There’s an interesting tussle going on in New Zealand concerning public access to the Internet in libraries. Like a number of European countries, New Zealand has been trying to implement a “three-strikes” law that would require Internet service providers (ISPs) to cut off the Internet to subscribers who are caught three times illegally downloading copyrighted materials. New Zealand first attempted such a law in 2008, but the legislation would have required ISPs to kick people offline based only on accusations of infringement, not convictions, and public outcry then forced the government to rethink the law. Now it’s back, but the Library and Information Association of New Zealand Aotearoa (LIANZA) is warning that the law as now written may compel libraries to disconnect their public Internet access. If you’re thinking none of this has any relation to the U.S., the fourth link below brings it back home.
- Library internet faces axe (New Zealand Herald/Hamish Fletcher) “Parliament passed changes to the Copyright Act last month allowing copyright holders to issue warnings to those believed to have illegally downloaded content. A third suspected infringement allows the rights owner to seek a court order to fine offenders $15,000. Under the law, which takes effect in September, libraries would end up paying the fine because the account owner was responsible for any illegal downloading.”
- Submission to the Ministry of Economic Development on Copyright (Infringing File Sharing) Regulations 2011 [pdf] (LIANZA/Tony Millett) “This would hugely impede one of the major roles of libraries, which is to make information (including digital information) as widely and freely available as possible. Both the Aotearoa People’s Network, set up in public libraries to facilitate access to information and particularly to official and government information, and the latest rural broadband initiatives, will be seriously affected unless the new policies enforced by these regulations recognise best efforts by libraries to meet the spirit of the law.”

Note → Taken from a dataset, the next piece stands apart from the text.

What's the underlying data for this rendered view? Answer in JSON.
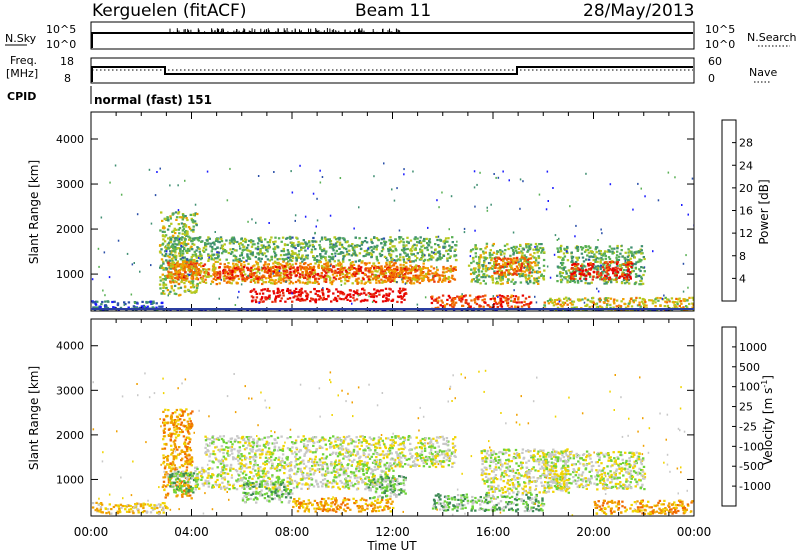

- New Zealand libraries considering shutting off public internet access to avoid three strikes law (Techdirt/Mike Masnick) “While various librarians insist they made this issue known to elected officials, the law makes no exception for operations like a library. That is, if three people in a library use the internet connection there for infringing purposes, the entire library may lose its internet access. Thus, in order to preserve internet access for those who work at the library, many New Zealand libraries are considering turning off internet access for the public.”
- American Embassy Wellington cable to U.S. Secretary of State, et al., 2009-04-03 (WikiLeaks) “Embassy will continue to stress with GNZ [Government of New Zealand] officials the need for a shorter rather than protracted timeline for the redraft and will ascertain the details of a notice and comment period for public submissions once released by GNZ. During this hiatus we’ve proposed holding DVC(s) [digital video conferences] between NZ and U.S. interlocutors to possibly help with drafting and as a public diplomacy tool to dispel public misperceptions about proper role of IPR [intellectual property rights] protection. U.S. agencies have the benefit of 10 years worth of experience in enforcing the U.S. Digital Millennium Copyright Act that may serve useful to New Zealand officials in their effort to implement section 92A.”
The Library and Information Association of New Zealand Aotearoa / Te Rau Herenga o Aotearoa represents 448 public, educational, commercial, industrial, legal, health, and government libraries in New Zealand.